Geo-replication uses a master-slave model, whereby replication occurs
between **Master** - a GlusterFS volume and **Slave** - which can be a
local directory or a GlusterFS volume. The slave (local directory or
volume is accessed using SSH tunnel).

Geo-replication provides an incremental replication service over Local
Area Networks (LANs), Wide Area Network (WANs), and across the Internet.

**Geo-replication over LAN**

You can configure Geo-replication to mirror data over a Local Area
Network.

.. figure:: ../_static/geo-rep-lan.png

**Geo-replication over WAN**

You can configure Geo-replication to replicate data over a Wide Area
Network.

.. figure:: ../_static/geo-rep-wan.png

**Geo-replication over Internet**

You can configure Geo-replication to mirror data over the Internet.

.. figure:: ../_static/geo-rep-internet.png

**Multi-site cascading Geo-replication**

You can configure Geo-replication to mirror data in a cascading fashion
across multiple sites.

.. figure:: ../_static/geo-rep-cascading.png

There are mainly two aspects while asynchronously replicating data ine
change detection and replication:

**Change detection** - These include file-operation necessary
details. There are two methods to sync the detected changes namely
a) changelogs and b) xsync:

a. Changelogs - Changelog is a translator which records necessary
details for the fops that occur. The changes can be written in binary
format or ASCII. There are three category with each category
represented by a specific changelog format. All three types of
categories are recorded in a single changelog file.

**Entry** - create(), mkdir(), mknod(), symlink(), link(), rename(),
unlink(), rmdir()

**Data** - write(), writev(), truncate(), ftruncate()

**Meta** - setattr(), fsetattr(), setxattr(), fsetxattr(),
removexattr(), fremovexattr()

In order to record the type of operation and entity underwent, a type
identifier is used. Normally, the entity on which the operation is
performed would be identified by the pathname, but we choose to use
GlusterFS internal file identifier (GFID) instead (as GlusterFS supports
GFID based backend and the pathname field may not always be valid and
other reasons which are out of scope of this this document). Therefore,
the format of the record for the three types of operation can be
summarized as follows:

Entry - GFID + FOP + MODE + UID + GID + PARGFID/BNAME [PARGFID/BNAME]

Meta - GFID of the file

Data - GFID of the file

GFID's are analogous to inodes. Data and Meta fops record the GFID of
the entity on which the operation was performed, thereby recording that
there was a data/metadata change on the inode. Entry fops record at the
minimum a set of six or seven records (depending on the type of
operation), that is sufficient to identify what type of operation the
entity underwent. Normally this record includes the GFID of the entity,
the type of file operation (which is an integer [an enumerated value
which is used in Glusterfs]) and the parent GFID and the basename
(analogous to parent inode and basename).
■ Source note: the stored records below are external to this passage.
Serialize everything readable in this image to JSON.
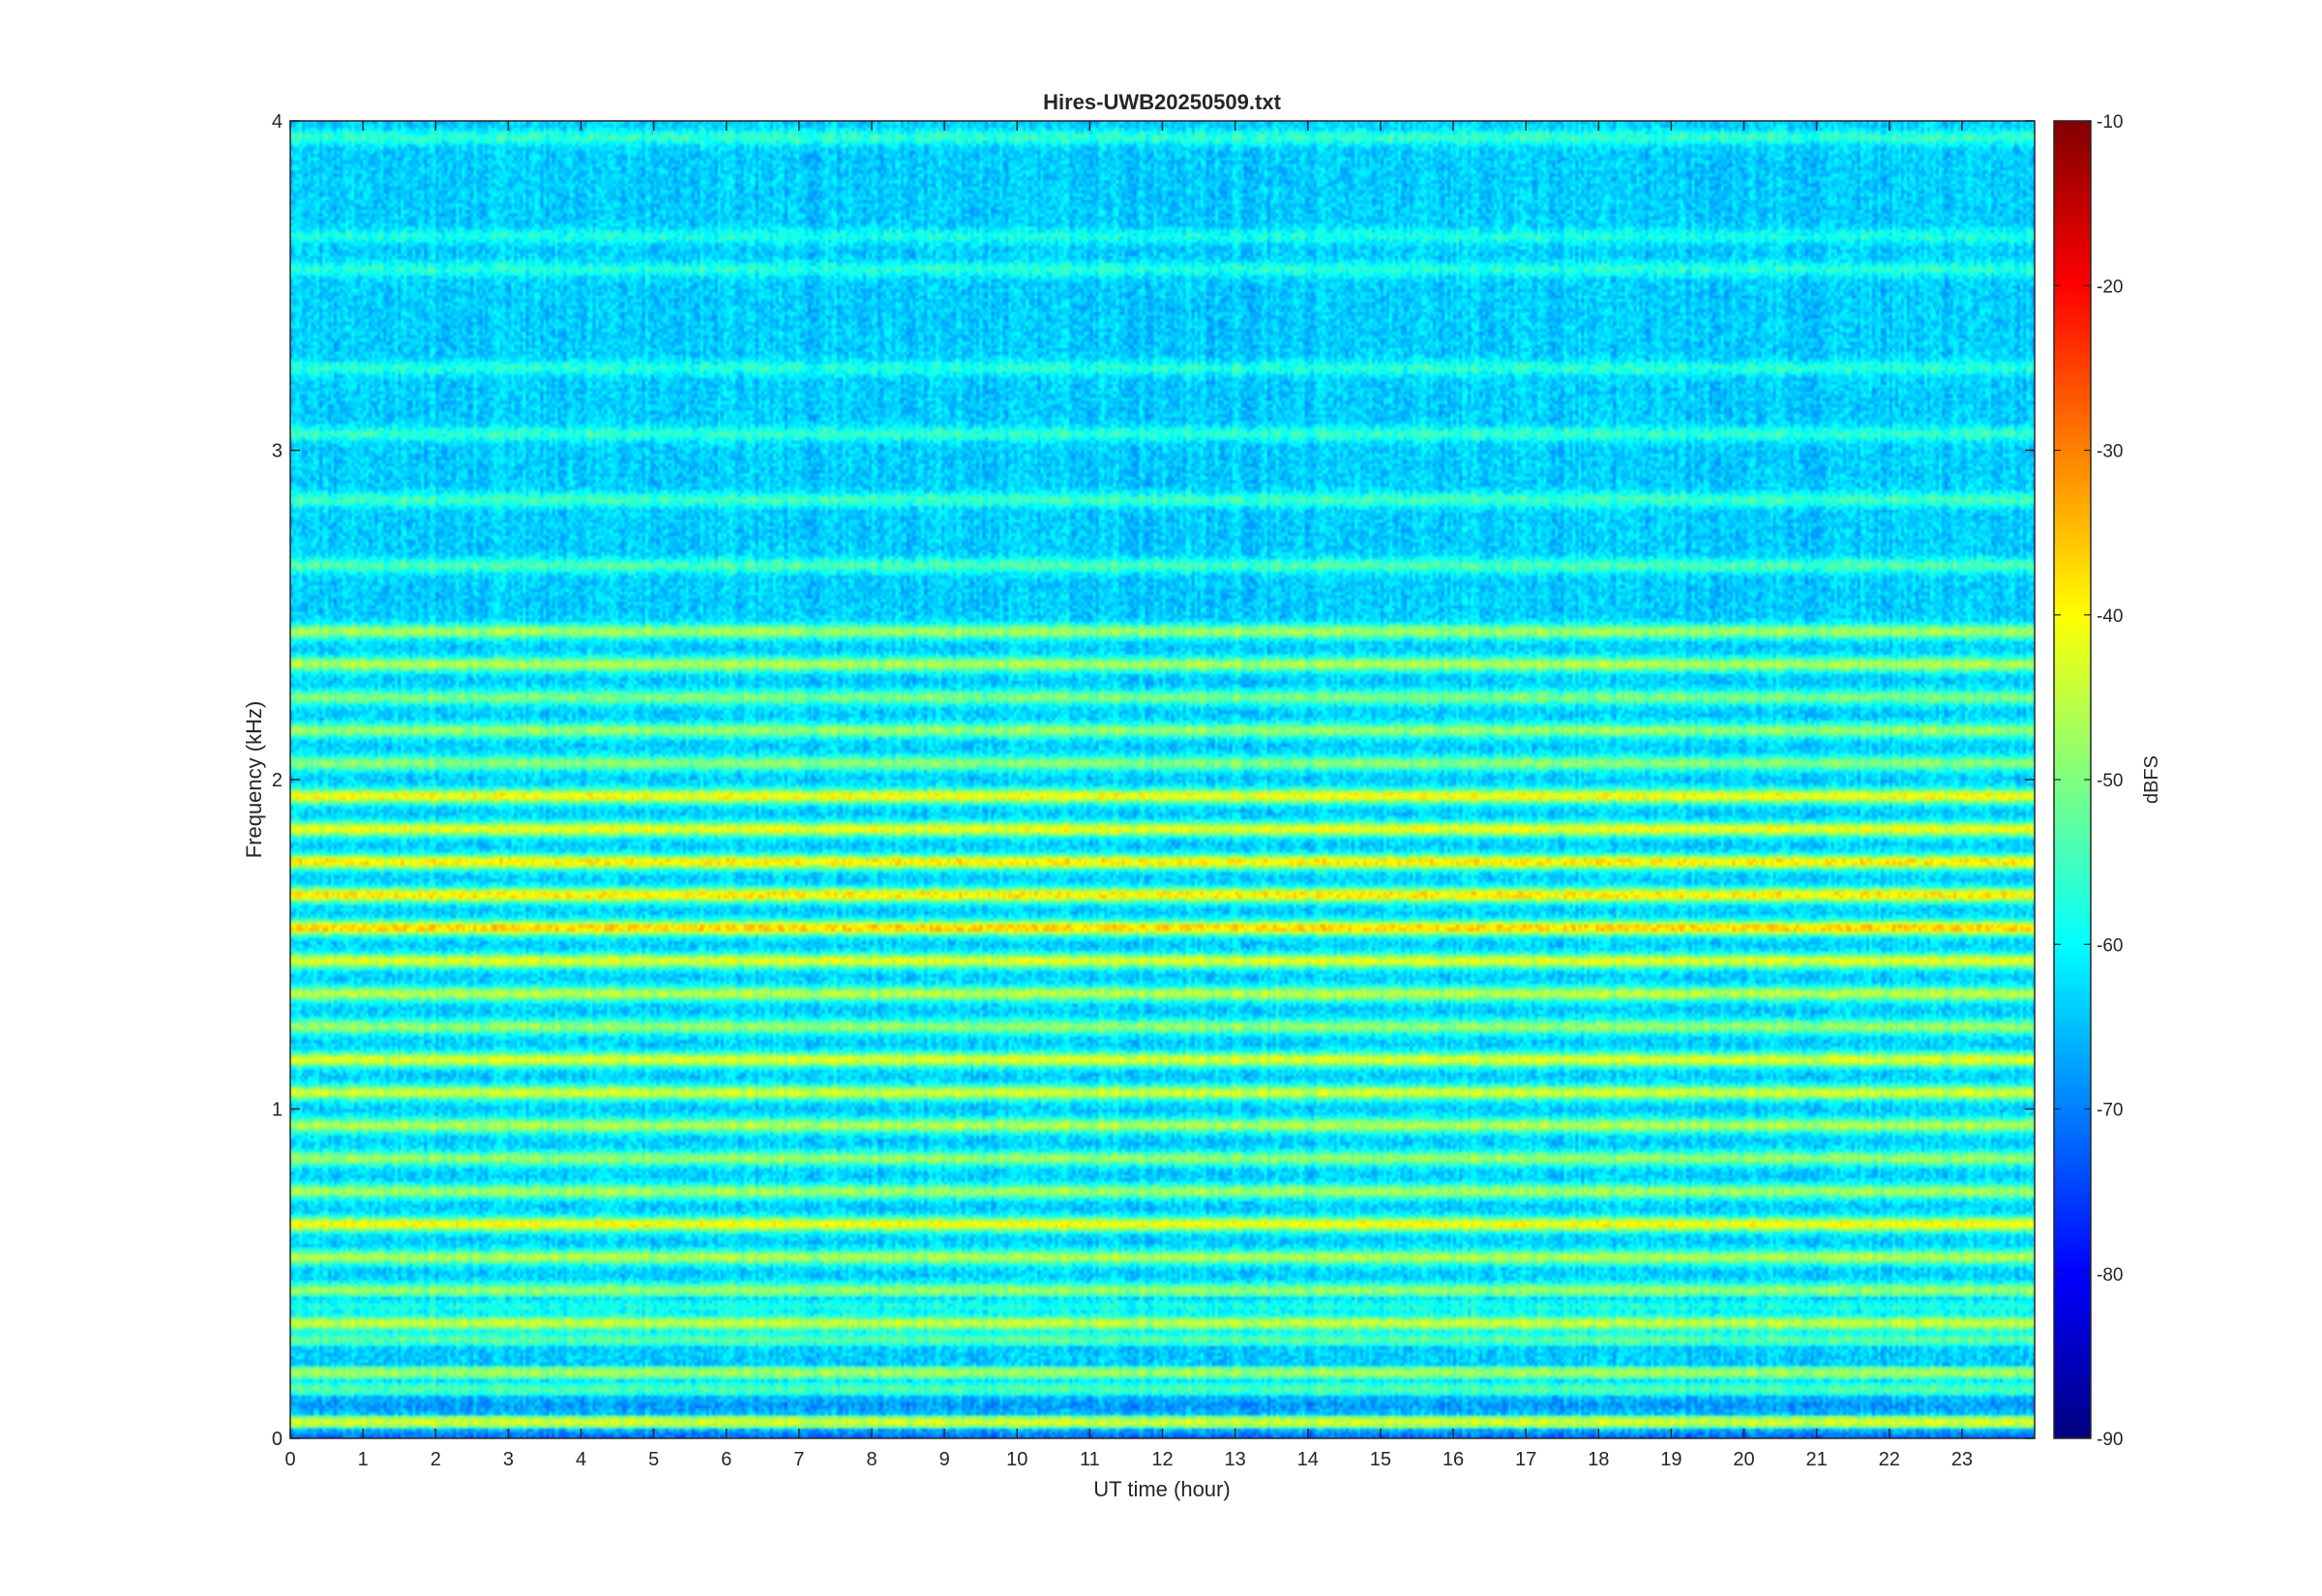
{
  "chart_data": {
    "type": "heatmap",
    "title": "Hires-UWB20250509.txt",
    "xlabel": "UT time (hour)",
    "ylabel": "Frequency (kHz)",
    "xlim": [
      0,
      24
    ],
    "ylim": [
      0,
      4
    ],
    "x_ticks": [
      0,
      1,
      2,
      3,
      4,
      5,
      6,
      7,
      8,
      9,
      10,
      11,
      12,
      13,
      14,
      15,
      16,
      17,
      18,
      19,
      20,
      21,
      22,
      23
    ],
    "y_ticks": [
      0,
      1,
      2,
      3,
      4
    ],
    "colormap": "jet",
    "colorbar": {
      "label": "dBFS",
      "range": [
        -90,
        -10
      ],
      "ticks": [
        -10,
        -20,
        -30,
        -40,
        -50,
        -60,
        -70,
        -80,
        -90
      ]
    },
    "bands": [
      {
        "f": 0.0,
        "level": -72
      },
      {
        "f": 0.05,
        "level": -43
      },
      {
        "f": 0.1,
        "level": -68
      },
      {
        "f": 0.15,
        "level": -54
      },
      {
        "f": 0.2,
        "level": -47
      },
      {
        "f": 0.25,
        "level": -64
      },
      {
        "f": 0.3,
        "level": -53
      },
      {
        "f": 0.35,
        "level": -44
      },
      {
        "f": 0.4,
        "level": -58
      },
      {
        "f": 0.45,
        "level": -48
      },
      {
        "f": 0.55,
        "level": -46
      },
      {
        "f": 0.65,
        "level": -40
      },
      {
        "f": 0.75,
        "level": -47
      },
      {
        "f": 0.85,
        "level": -48
      },
      {
        "f": 0.95,
        "level": -46
      },
      {
        "f": 1.05,
        "level": -43
      },
      {
        "f": 1.15,
        "level": -42
      },
      {
        "f": 1.25,
        "level": -48
      },
      {
        "f": 1.35,
        "level": -45
      },
      {
        "f": 1.45,
        "level": -42
      },
      {
        "f": 1.55,
        "level": -36
      },
      {
        "f": 1.65,
        "level": -38
      },
      {
        "f": 1.75,
        "level": -38
      },
      {
        "f": 1.85,
        "level": -41
      },
      {
        "f": 1.95,
        "level": -40
      },
      {
        "f": 2.05,
        "level": -49
      },
      {
        "f": 2.15,
        "level": -48
      },
      {
        "f": 2.25,
        "level": -50
      },
      {
        "f": 2.35,
        "level": -46
      },
      {
        "f": 2.45,
        "level": -47
      },
      {
        "f": 2.65,
        "level": -54
      },
      {
        "f": 2.85,
        "level": -55
      },
      {
        "f": 3.05,
        "level": -56
      },
      {
        "f": 3.25,
        "level": -57
      },
      {
        "f": 3.55,
        "level": -57
      },
      {
        "f": 3.65,
        "level": -58
      },
      {
        "f": 3.95,
        "level": -56
      }
    ],
    "background_level": -64
  }
}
Changelog file is rolled over after a specific time interval. We then
perform processing operations on the file like converting it to
understandable/human readable format, keeping private copy of the
changelog etc. The library then consumes these logs and serves
application requests.

b. Xsync - Marker translator maintains an extended attribute “xtime”
for each file and directory. Whenever any update happens it would
update the xtime attribute of that file and all its ancestors. So
the change is propagated from the node (where the change has
occurred) all the way to the root.

.. figure:: ../_static/geo-rep-xsync.png

Consider the above directory tree structure. At time T1 the master and
slave were in sync each other.

.. figure:: ../_static/geo-rep-xsync2.jpg

At time T2 a new file File2 was created. This will trigger the xtime
marking (where xtime is the current timestamp) from File2 upto to the
root, i.e, the xtime of File2, Dir3, Dir1 and finally Dir0 all will be
updated.

Geo-replication daemon crawls the file system based on the condition
that xtime(master) > xtime(slave). Hence in our example it would crawl
only the left part of the directory structure since the right part of
the directory structure still has equal timestamp. Although the crawling
algorithm is fast we still need to crawl a good part of the directory
structure.

**Replication** - We use rsync for data replication. Rsync is an
external utility which will calculate the diff of the two files and
sends this difference from source to sync.